The IRS provides guidance on how to determine if a worker is truly an Independent Contractor and this standard is high. Please follow this link for IRS Guidance on the proper classification of workers. There are legitimate Independent Contractors currently working; however, there are a great many workers that are, in fact, misclassified employees. The penalties for this misclassification can be severe. It is important to note that even if a worker asks to be an Independent Contractor or agrees to this classification in writing, they are not an Independent Contractor unless they meet the criteria established by the IRS.

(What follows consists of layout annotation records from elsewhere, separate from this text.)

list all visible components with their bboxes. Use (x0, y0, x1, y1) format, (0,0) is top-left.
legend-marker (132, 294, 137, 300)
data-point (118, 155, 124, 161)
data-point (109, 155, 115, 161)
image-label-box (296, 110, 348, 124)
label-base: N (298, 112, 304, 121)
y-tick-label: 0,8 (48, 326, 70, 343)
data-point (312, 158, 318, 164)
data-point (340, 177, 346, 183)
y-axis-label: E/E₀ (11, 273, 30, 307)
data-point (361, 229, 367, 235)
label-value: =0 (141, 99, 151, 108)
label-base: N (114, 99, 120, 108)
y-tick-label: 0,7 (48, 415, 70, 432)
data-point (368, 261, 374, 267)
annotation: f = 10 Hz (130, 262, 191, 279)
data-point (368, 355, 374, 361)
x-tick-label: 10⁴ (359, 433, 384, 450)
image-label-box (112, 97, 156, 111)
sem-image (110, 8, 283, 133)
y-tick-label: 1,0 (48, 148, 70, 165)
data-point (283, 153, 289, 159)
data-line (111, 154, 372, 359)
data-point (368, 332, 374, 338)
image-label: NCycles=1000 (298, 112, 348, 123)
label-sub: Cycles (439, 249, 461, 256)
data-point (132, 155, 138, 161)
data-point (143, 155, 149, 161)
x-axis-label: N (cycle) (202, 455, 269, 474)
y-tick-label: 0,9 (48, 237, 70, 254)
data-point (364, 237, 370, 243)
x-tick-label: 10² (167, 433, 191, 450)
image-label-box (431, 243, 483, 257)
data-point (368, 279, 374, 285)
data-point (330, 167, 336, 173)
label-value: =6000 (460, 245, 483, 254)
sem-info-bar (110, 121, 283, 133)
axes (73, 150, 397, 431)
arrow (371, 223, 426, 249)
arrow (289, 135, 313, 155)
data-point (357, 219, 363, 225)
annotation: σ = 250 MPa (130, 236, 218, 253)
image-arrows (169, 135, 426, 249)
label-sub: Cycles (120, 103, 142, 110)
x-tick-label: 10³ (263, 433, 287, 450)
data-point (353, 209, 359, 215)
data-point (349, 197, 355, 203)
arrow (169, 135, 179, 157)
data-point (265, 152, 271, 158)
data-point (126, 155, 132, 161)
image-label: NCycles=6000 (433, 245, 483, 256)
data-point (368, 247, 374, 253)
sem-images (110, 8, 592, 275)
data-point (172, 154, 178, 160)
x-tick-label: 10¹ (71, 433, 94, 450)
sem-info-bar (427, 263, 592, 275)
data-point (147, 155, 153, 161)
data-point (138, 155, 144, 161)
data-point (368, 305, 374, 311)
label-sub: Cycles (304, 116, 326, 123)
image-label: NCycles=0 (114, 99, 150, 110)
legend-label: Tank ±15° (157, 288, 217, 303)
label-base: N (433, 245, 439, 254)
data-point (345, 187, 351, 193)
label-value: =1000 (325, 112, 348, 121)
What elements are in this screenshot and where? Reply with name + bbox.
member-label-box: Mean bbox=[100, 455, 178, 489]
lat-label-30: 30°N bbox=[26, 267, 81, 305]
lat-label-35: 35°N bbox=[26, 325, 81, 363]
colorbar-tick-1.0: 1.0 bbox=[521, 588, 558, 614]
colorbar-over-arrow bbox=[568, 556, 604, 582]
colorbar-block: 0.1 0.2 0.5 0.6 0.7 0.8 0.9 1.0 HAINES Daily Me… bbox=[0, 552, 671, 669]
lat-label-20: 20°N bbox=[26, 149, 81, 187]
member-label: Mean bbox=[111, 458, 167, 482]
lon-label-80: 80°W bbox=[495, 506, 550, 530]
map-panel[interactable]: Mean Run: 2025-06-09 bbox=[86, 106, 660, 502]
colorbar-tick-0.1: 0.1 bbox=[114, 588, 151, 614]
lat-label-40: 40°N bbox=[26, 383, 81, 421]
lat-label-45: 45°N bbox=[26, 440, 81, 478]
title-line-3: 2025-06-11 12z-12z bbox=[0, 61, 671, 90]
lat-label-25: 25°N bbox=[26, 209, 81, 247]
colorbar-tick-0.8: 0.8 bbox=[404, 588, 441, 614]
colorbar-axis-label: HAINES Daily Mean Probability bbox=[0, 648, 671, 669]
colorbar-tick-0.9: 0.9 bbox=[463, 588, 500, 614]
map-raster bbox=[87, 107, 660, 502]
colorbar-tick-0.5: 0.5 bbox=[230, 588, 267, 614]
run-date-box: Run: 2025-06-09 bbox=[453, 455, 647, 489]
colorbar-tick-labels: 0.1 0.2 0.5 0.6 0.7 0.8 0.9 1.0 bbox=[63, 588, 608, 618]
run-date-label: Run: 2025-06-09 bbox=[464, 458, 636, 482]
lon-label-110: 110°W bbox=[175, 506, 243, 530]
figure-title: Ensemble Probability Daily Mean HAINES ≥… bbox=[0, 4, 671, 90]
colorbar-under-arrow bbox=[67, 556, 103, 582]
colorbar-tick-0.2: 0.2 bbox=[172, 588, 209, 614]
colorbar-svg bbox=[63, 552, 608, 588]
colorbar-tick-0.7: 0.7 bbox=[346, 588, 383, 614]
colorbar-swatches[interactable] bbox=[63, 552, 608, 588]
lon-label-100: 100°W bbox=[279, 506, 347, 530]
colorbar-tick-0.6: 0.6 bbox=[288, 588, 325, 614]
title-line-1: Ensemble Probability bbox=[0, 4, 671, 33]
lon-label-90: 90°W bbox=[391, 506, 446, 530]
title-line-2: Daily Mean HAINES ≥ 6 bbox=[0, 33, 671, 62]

The Taxpayer Responsibility, Accountability, and Consistency Act of 2009 was introduced in Congress last year and it allows individuals classified as independent contractors to petition the IRS to determine their correct classification. As it stands today, an employer or a worker can ask for an IRS analysis utilizing IRS Form 88: Determination of Worker Status for Purposes of Federal Employment Taxes and Income Tax Withholding. If passed, the current proposed legislation would expose employers with independent contractors to an increased chance of investigation and more severe monetary penalties. According to Mark Schoeff, Jr., the Department of Labor (DOL) is allocating $ 25 million (in their proposed budget for fiscal year 2011) in a joint initiative with the Department of the Treasury to specifically investigate and target employers that misclassify workers.
It is important to also note that many states have passed laws aimed directly at the misclassification issue. Currently, Illinois, Colorado, Maryland, Massachusetts, New Jersey and New Mexico have passed laws that target the construction industry, as it has been an industry rife with misclassification issues. An Illinois construction contractor received a fine of $ 328,500 in December 2009 for incorrectly classifying 18 workers as independent contractors instead of employees. Other states have enacted task forces specifically created to find instances of misclassification.
Experts agree that the best defense against misclassification is for companies to look beyond independent contractor work agreements, analyze the actual work that is being done by the worker, and perform continual rigorous internal evaluations of pay practices. As the old saying goes "If it walks like a duck, quacks like a duck, and looks like a duck, it must be a duck." If a worker classified as an independent contractor looks like an employee, works like an employee, and is under the same controls as an employee, the more likely they will be determined to be an employee. The more you treat a worker like an employee, the more they will be considered an employee, especially in this era of heightened scrutiny. Failure to classify workers correctly can be quite costly. In addition to assessment of payroll taxes and penalties, employers may face insurance considerations such as workers compensation premiums. The misclassification of workers also opens the door to private causes of action from workers such as back pay, overtime pay, lost benefits and liquidated damages.